CRRA is used very heavily in economic modeling. It has been proven mathematically that if consumers violate CRRA, they become money pumps—a set of "bets" can be contrived where they lose a large sum of money over the long run. As you might expect, real casino gamblers do violate CRRA and are immense money pumps. Other exceptions abound, but in an economy of efficient markets these exceptions would be exploited. A note to students of economics: these concepts are not consistently named.

3 Foreign good...used as an investment: someone might object that oil is not an investment (capital) good. Technically, it's a consumption good, but the price of oil has a drastic impact on the productivity of capital, and of course the price of energy inputs move in sympathy with crude oil.

4 "Forward Rates" or "spot forward" is financial lingo for the mean exchange rate predicted by the markets for futures and options. Let us describe this in terms of options. Suppose you are assigned the job of figuring out what the forward rate of the euro is—mathematically, F[e_€].

There is the "spot" rate, which is the rate for instant "delivery" of euros in exchange for US dollars, and this involves no prediction at all. In addition, one can buy an option for euros that can be "exercised" (or used) at some point in the future. For ease of exposition, I'm going to assume these are "European style" options that may only be exercised at a specified time in the future—say, 12 months hence. An option to buy—a "call option"—specifies the exact price at which one can buy the euros at a future date, and this price is the "strike price." An option to "sell" is known as a "put" option.

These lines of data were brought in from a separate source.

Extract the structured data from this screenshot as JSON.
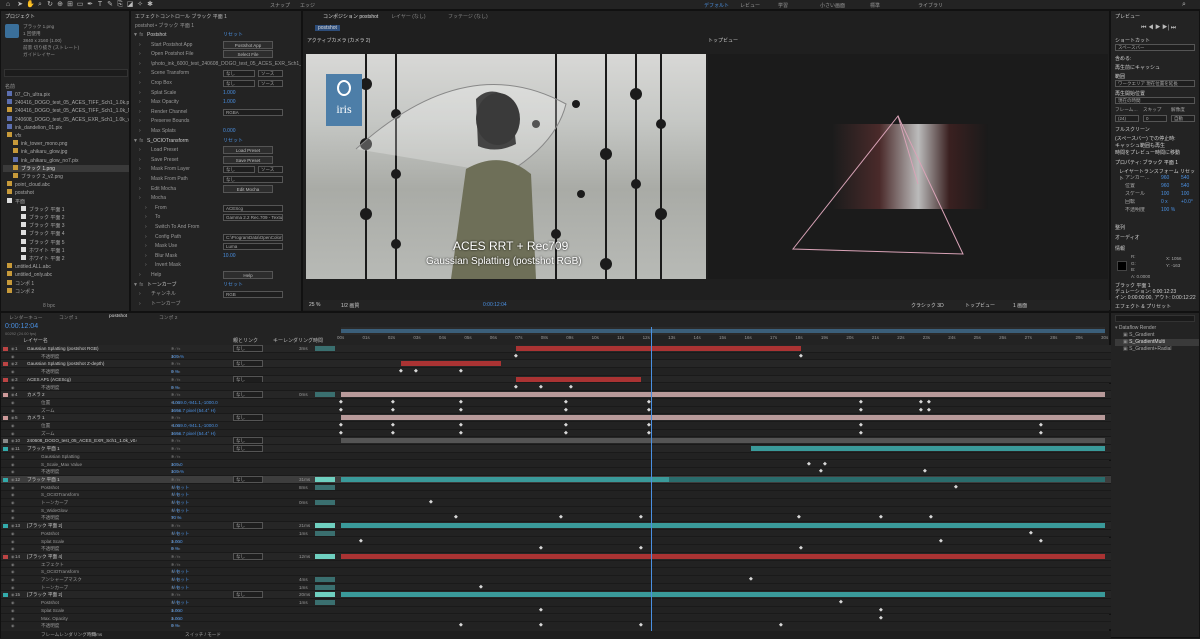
{
  "workspaces": [
    {
      "label": "デフォルト",
      "active": true
    },
    {
      "label": "レビュー",
      "active": false
    },
    {
      "label": "学習",
      "active": false
    },
    {
      "label": "小さい画面",
      "active": false
    },
    {
      "label": "標準",
      "active": false
    },
    {
      "label": "ライブラリ",
      "active": false
    }
  ],
  "toolbar_labels": {
    "snap": "スナップ",
    "universal": "エッジ"
  },
  "project": {
    "tab": "プロジェクト",
    "effects_tab": "エフェクトコントロール ブラック 平面 1",
    "selected_info": [
      "ブラック 1.png",
      "1 回使用",
      "3840 x 2160 (1.00)",
      "前景 切り抜き (ストレート)",
      "ガイドレイヤー"
    ],
    "column_name": "名前",
    "files": [
      "07_Ch_ultra.pix",
      "240416_DOGO_test_05_ACES_TIFF_Sch1_1.0k.pix",
      "240416_DOGO_test_05_ACES_TIFF_Sch1_1.0k_NoCrop",
      "240608_DOGO_test_05_ACES_EXR_Sch1_1.0k_v0.09.pix",
      "ink_dandelion_01.pix",
      "vfx",
      "ink_tower_mono.png",
      "ink_ahikaru_glow.jpg",
      "ink_ahikaru_glow_no7.pix",
      "ブラック 1.png",
      "ブラック 2_v2.png",
      "point_cloud.abc",
      "postshot",
      "平面",
      "ブラック 平面 1",
      "ブラック 平面 2",
      "ブラック 平面 3",
      "ブラック 平面 4",
      "ブラック 平面 5",
      "ホワイト 平面 1",
      "ホワイト 平面 2",
      "untitled.ALL.abc",
      "untitled_only.abc",
      "コンポ 1",
      "コンポ 2"
    ],
    "bottom_info": "8 bpc"
  },
  "effects": {
    "header": "postshot • ブラック 平面 1",
    "rows": [
      {
        "label": "Postshot",
        "value": "リセット",
        "indent": 0
      },
      {
        "label": "Start Postshot App",
        "button": "Postshot App",
        "indent": 1
      },
      {
        "label": "Open Postshot File",
        "button": "Select File",
        "indent": 1
      },
      {
        "label": "\\photo_ink_6000_test_240608_DOGO_test_05_ACES_EXR_Sch1_1.0k_v0.09.pshl",
        "indent": 1
      },
      {
        "label": "Scene Transform",
        "drop": "なし",
        "drop2": "ソース",
        "indent": 1
      },
      {
        "label": "Crop Box",
        "drop": "なし",
        "drop2": "ソース",
        "indent": 1
      },
      {
        "label": "Splat Scale",
        "value": "1.000",
        "indent": 1
      },
      {
        "label": "Max Opacity",
        "value": "1.000",
        "indent": 1
      },
      {
        "label": "Render Channel",
        "drop": "RGBA",
        "indent": 1
      },
      {
        "label": "Preserve Bounds",
        "indent": 1
      },
      {
        "label": "Max Splats",
        "value": "0.000",
        "indent": 1
      },
      {
        "label": "S_OCIOTransform",
        "value": "リセット",
        "indent": 0
      },
      {
        "label": "Load Preset",
        "button": "Load Preset",
        "indent": 1
      },
      {
        "label": "Save Preset",
        "button": "Save Preset",
        "indent": 1
      },
      {
        "label": "Mask From Layer",
        "drop": "なし",
        "drop2": "ソース",
        "indent": 1
      },
      {
        "label": "Mask From Path",
        "drop": "なし",
        "indent": 1
      },
      {
        "label": "Edit Mocha",
        "button": "Edit Mocha",
        "indent": 1
      },
      {
        "label": "Mocha",
        "indent": 1
      },
      {
        "label": "From",
        "drop": "ACEScg",
        "indent": 2
      },
      {
        "label": "To",
        "drop": "Gamma 2.2 Rec.709 - Texture",
        "indent": 2
      },
      {
        "label": "Switch To And From",
        "indent": 2
      },
      {
        "label": "Config Path",
        "drop": "C:\\ProgramData\\OpenColorIO\\",
        "indent": 2
      },
      {
        "label": "Mask Use",
        "drop": "Luma",
        "indent": 2
      },
      {
        "label": "Blur Mask",
        "value": "10.00",
        "indent": 2
      },
      {
        "label": "Invert Mask",
        "indent": 2
      },
      {
        "label": "Help",
        "button": "Help",
        "indent": 1
      },
      {
        "label": "トーンカーブ",
        "value": "リセット",
        "indent": 0
      },
      {
        "label": "チャンネル",
        "drop": "RGB",
        "indent": 1
      },
      {
        "label": "トーンカーブ",
        "indent": 1
      }
    ]
  },
  "comp": {
    "tab": "コンポジション postshot",
    "tab2": "レイヤー (なし)",
    "tab3": "フッテージ (なし)",
    "sub_tab": "postshot",
    "view_left": "アクティブカメラ (カメラ 2)",
    "view_right": "トップビュー",
    "logo": "iris",
    "overlay_title": "ACES RRT + Rec709",
    "overlay_subtitle": "Gaussian Splatting (postshot RGB)",
    "zoom": "25 %",
    "res": "1/2 画質",
    "timecode": "0:00:12:04",
    "renderer": "クラシック 3D",
    "view_select": "トップビュー",
    "views": "1 画面"
  },
  "right": {
    "preview_tab": "プレビュー",
    "shortcut_label": "ショートカット",
    "shortcut": "スペースバー",
    "include": "含める:",
    "cache_label": "再生前にキャッシュ",
    "range_label": "範囲",
    "range": "ワークエリア 現在位置を延長",
    "play_from": "再生開始位置",
    "play_from_val": "現在の時間",
    "fps_head": [
      "フレーム…",
      "スキップ",
      "解像度"
    ],
    "fps": [
      "(24)",
      "0",
      "自動"
    ],
    "fullscreen": "フルスクリーン",
    "stop_label": "(スペースバー) での停止時:",
    "stop_opt1": "キャッシュ範囲も再生",
    "stop_opt2": "時間をプレビュー時間に移動",
    "props_tab": "プロパティ: ブラック 平面 1",
    "layer_transform": "レイヤートランスフォーム リセット",
    "props": [
      {
        "label": "アンカー…",
        "x": "960",
        "y": "540"
      },
      {
        "label": "位置",
        "x": "960",
        "y": "540"
      },
      {
        "label": "スケール",
        "x": "100",
        "y": "100"
      },
      {
        "label": "回転",
        "x": "0 x",
        "y": "+0.0°"
      },
      {
        "label": "不透明度",
        "x": "100 %",
        "y": ""
      }
    ],
    "align_tab": "整列",
    "audio_tab": "オーディオ",
    "info_tab": "情報",
    "info_rgb": [
      "R: ",
      "G: ",
      "B: ",
      "A: 0.0000"
    ],
    "info_xy": [
      "X: 1056",
      "Y: -163"
    ],
    "info_layer": "ブラック 平面 1",
    "info_dur": "デュレーション: 0:00:12:23",
    "info_inout": "イン: 0:00:00:00, アウト: 0:00:12:22",
    "fx_tab": "エフェクト & プリセット",
    "fx_search": "",
    "fx_tree": [
      "Dataflow Render",
      "S_Gradient",
      "S_GradientMulti",
      "S_Gradient+Radial"
    ]
  },
  "timeline": {
    "tabs": [
      "レンダーキュー",
      "コンポ 1",
      "postshot",
      "コンポ 2"
    ],
    "timecode": "0:00:12:04",
    "timecode_sub": "00292 (24.00 fps)",
    "col_headers": [
      "レイヤー名",
      "親とリンク",
      "キー",
      "レンダリング時間"
    ],
    "ruler": [
      "00s",
      "01s",
      "02s",
      "03s",
      "04s",
      "05s",
      "06s",
      "07s",
      "08s",
      "09s",
      "10s",
      "11s",
      "12s",
      "13s",
      "14s",
      "15s",
      "16s",
      "17s",
      "18s",
      "19s",
      "20s",
      "21s",
      "22s",
      "23s",
      "24s",
      "25s",
      "26s",
      "27s",
      "28s",
      "29s",
      "30s"
    ],
    "rows": [
      {
        "num": "1",
        "name": "Gaussian Splatting (postshot RGB)",
        "color": "#b44",
        "parent": "なし",
        "time": "3ms"
      },
      {
        "num": "",
        "name": "不透明度",
        "color": "",
        "parent": "",
        "time": "",
        "val": "100 %"
      },
      {
        "num": "2",
        "name": "Gaussian Splatting (postshot Z-depth)",
        "color": "#b44",
        "parent": "なし",
        "time": ""
      },
      {
        "num": "",
        "name": "不透明度",
        "color": "",
        "parent": "",
        "time": "",
        "val": "0 %"
      },
      {
        "num": "3",
        "name": "ACES AP1 (ACEScg)",
        "color": "#b44",
        "parent": "なし",
        "time": ""
      },
      {
        "num": "",
        "name": "不透明度",
        "color": "",
        "parent": "",
        "time": "",
        "val": "0 %"
      },
      {
        "num": "4",
        "name": "カメラ 2",
        "color": "#c99",
        "parent": "なし",
        "time": "0ms"
      },
      {
        "num": "",
        "name": "位置",
        "color": "",
        "parent": "",
        "time": "",
        "val": "-1009.0,-941.1,-1000.0"
      },
      {
        "num": "",
        "name": "ズーム",
        "color": "",
        "parent": "",
        "time": "",
        "val": "1666.7 pixel (54.4° H)"
      },
      {
        "num": "5",
        "name": "カメラ 1",
        "color": "#c99",
        "parent": "なし",
        "time": ""
      },
      {
        "num": "",
        "name": "位置",
        "color": "",
        "parent": "",
        "time": "",
        "val": "-1009.0,-941.1,-1000.0"
      },
      {
        "num": "",
        "name": "ズーム",
        "color": "",
        "parent": "",
        "time": "",
        "val": "1666.7 pixel (54.4° H)"
      },
      {
        "num": "10",
        "name": "240608_DOGO_test_05_ACES_EXR_Sch1_1.0k_v0.09.pix",
        "color": "#888",
        "parent": "なし",
        "time": ""
      },
      {
        "num": "11",
        "name": "ブラック 平面 1",
        "color": "#3aa",
        "parent": "なし",
        "time": ""
      },
      {
        "num": "",
        "name": "Gaussian Splatting",
        "color": "",
        "parent": "",
        "time": "",
        "val": ""
      },
      {
        "num": "",
        "name": "S_Scale_Max Value",
        "color": "",
        "parent": "",
        "time": "",
        "val": "100.0"
      },
      {
        "num": "",
        "name": "不透明度",
        "color": "",
        "parent": "",
        "time": "",
        "val": "100 %"
      },
      {
        "num": "12",
        "name": "ブラック 平面 1",
        "color": "#3aa",
        "parent": "なし",
        "time": "31ms",
        "selected": true
      },
      {
        "num": "",
        "name": "Postshot",
        "color": "",
        "parent": "",
        "time": "8ms",
        "val": "リセット"
      },
      {
        "num": "",
        "name": "S_OCIOTransform",
        "color": "",
        "parent": "",
        "time": "",
        "val": "リセット"
      },
      {
        "num": "",
        "name": "トーンカーブ",
        "color": "",
        "parent": "",
        "time": "0ms",
        "val": "リセット"
      },
      {
        "num": "",
        "name": "S_WideGlow",
        "color": "",
        "parent": "",
        "time": "",
        "val": "リセット"
      },
      {
        "num": "",
        "name": "不透明度",
        "color": "",
        "parent": "",
        "time": "",
        "val": "70 %"
      },
      {
        "num": "13",
        "name": "[ブラック 平面 2]",
        "color": "#3aa",
        "parent": "なし",
        "time": "21ms"
      },
      {
        "num": "",
        "name": "Postshot",
        "color": "",
        "parent": "",
        "time": "1ms",
        "val": "リセット"
      },
      {
        "num": "",
        "name": "Splat Scale",
        "color": "",
        "parent": "",
        "time": "",
        "val": "1.000"
      },
      {
        "num": "",
        "name": "不透明度",
        "color": "",
        "parent": "",
        "time": "",
        "val": "0 %"
      },
      {
        "num": "14",
        "name": "[ブラック 平面 4]",
        "color": "#b44",
        "parent": "なし",
        "time": "12ms"
      },
      {
        "num": "",
        "name": "エフェクト",
        "color": "",
        "parent": "",
        "time": "",
        "val": ""
      },
      {
        "num": "",
        "name": "S_OCIOTransform",
        "color": "",
        "parent": "",
        "time": "",
        "val": "リセット"
      },
      {
        "num": "",
        "name": "アンシャープマスク",
        "color": "",
        "parent": "",
        "time": "4ms",
        "val": "リセット"
      },
      {
        "num": "",
        "name": "トーンカーブ",
        "color": "",
        "parent": "",
        "time": "1ms",
        "val": "リセット"
      },
      {
        "num": "15",
        "name": "[ブラック 平面 2]",
        "color": "#3aa",
        "parent": "なし",
        "time": "20ms"
      },
      {
        "num": "",
        "name": "Postshot",
        "color": "",
        "parent": "",
        "time": "1ms",
        "val": "リセット"
      },
      {
        "num": "",
        "name": "Splat Scale",
        "color": "",
        "parent": "",
        "time": "",
        "val": "1.000"
      },
      {
        "num": "",
        "name": "Max. Opacity",
        "color": "",
        "parent": "",
        "time": "",
        "val": "1.000"
      },
      {
        "num": "",
        "name": "不透明度",
        "color": "",
        "parent": "",
        "time": "",
        "val": "0 %"
      },
      {
        "num": "16",
        "name": "[ブラック 平面 3]",
        "color": "#b44",
        "parent": "なし",
        "time": ""
      }
    ],
    "footer_left": "フレームレンダリング時間",
    "footer_val": "79ms",
    "footer_mode": "スイッチ / モード"
  },
  "colors": {
    "accent": "#4a90e2",
    "teal": "#3a9a9a",
    "red": "#a33",
    "pink": "#b88",
    "panel": "#232323",
    "bg": "#1d1d1d"
  }
}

Now, dollar-denominated options for euros are available in many flavors; there are 3-month, 6-month, and 12-month terms. However, let's focus on the 12-month variety. There will be a range of strike prices: 1.2275 (what it is now); 1.2250 (a quarter-cent lower); 1.2225; 1.2200; and then, of course, a range of strike prices which are higher. Now, suppose the 12-month euro call with a 1.2275 strike price is selling at a very high markup. And the 12-euro put (strike 1.2275) is selling at a very low markup. In that case, the market is saying that the privilege of buying euros at $1.2275 each is expected to be worth a lot, while the privilege of selling them at such a low price is not worth very much at all; in other words, the forward rate is something more. We can use premia on options or futures contracts to find the rate at which puts and calls are marked up by the same (small) amount, or, if we are lazy, we can simply take the market value of any call option, add the price of the option to the strike price, subtract the usual fee from the option itself, and we will then know what the forward rate is. It's a little bit more complicated than that, of course, since options aren't directly comparable to future contracts, and we have American-style options in the USA, naturally (which have higher premia because you can exercise them anytime before they expire).

5 "Speculative" —participating in the markets as one's primary source of income. If you're trading currencies as your main job, I'd say you’re a speculator. If you're participating in the market to facilitate some other business, like international commerce and banking, then that's another matter.